By these properties may these different substances be recognised in the animal bodies that contain them. The albumen, fibrin, and colouring matter undergo certain changes in the fluids of secretion, to fit them for the purposes for which they are intended. In the bile they are converted into picromel, in the milk to curd, sugar of milk and cream. In the secretion of the nose to mucus. Urine contains a peculiar substance, called urea, seemingly formed in the kidneys, and immediately thrown out of the body.

We had intended to have laid down formulas for the analysis of the different fluids of animal bodies. But this article has already extended to such a length, that we conceive it necessary to bring it to a termination. We would recommend those persons who wish to acquire skill in this kind of analysis, to study a work on the subject published by Berzelius in 1806 and 1808, in two octavo volumes, and entitled *Föreläsningar i Djurkemien*. The rules of animal analysis are laid down in that book with all the requisite minuteness, and excellent examples are given by the accurate analysis of most of the human secretions and excretions. It is a serious injury to the progress of animal chemistry in this country, that this work has not been translated into the English language.
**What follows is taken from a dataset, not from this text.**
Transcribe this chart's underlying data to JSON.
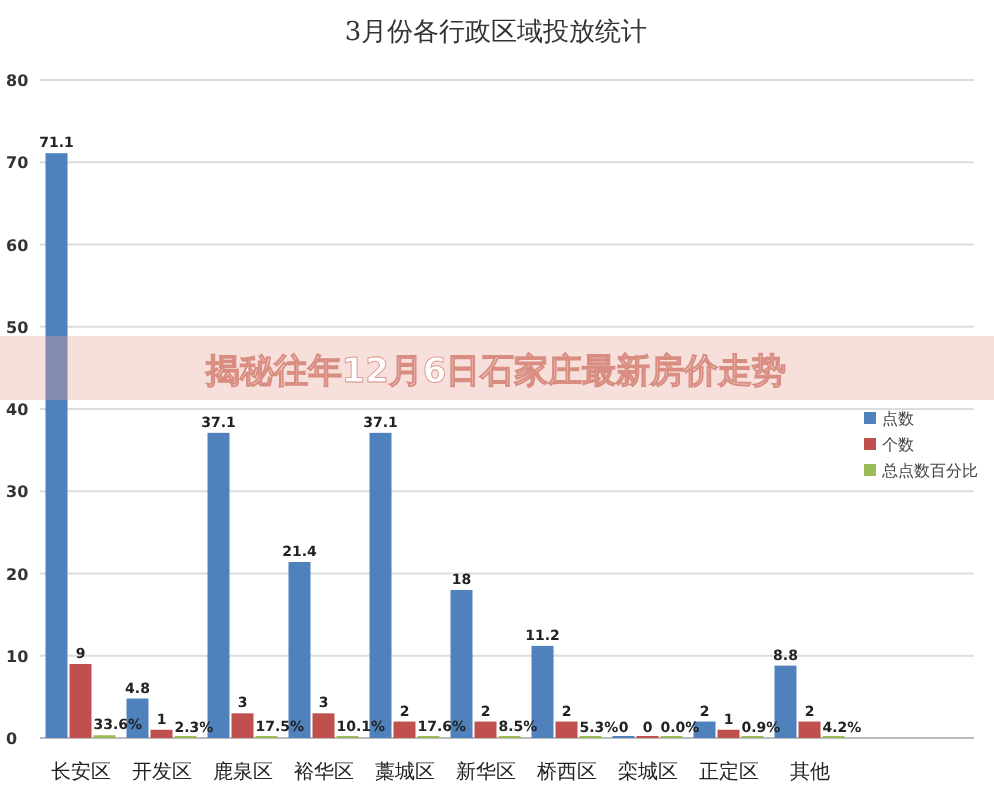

None of the readers of this article can be more sensible of its imperfections than the author of it himself. But it was impossible to remedy these imperfections without entering into details quite incompatible with the limits of a supplementary article. Instead of a minute description of the method to be followed in the analysis of every kind of substance, which would have been requisite in a complete treatise on this subject, we have been obliged to satisfy ourselves with general observations on the mode of investigating some of the more prominent groups.

We are not without hopes that these observations, limited and imperfect as they are, will be of some use to the young chemist; especially those that refer to the gases and salts, which we have treated somewhat more at length than any of the other departments.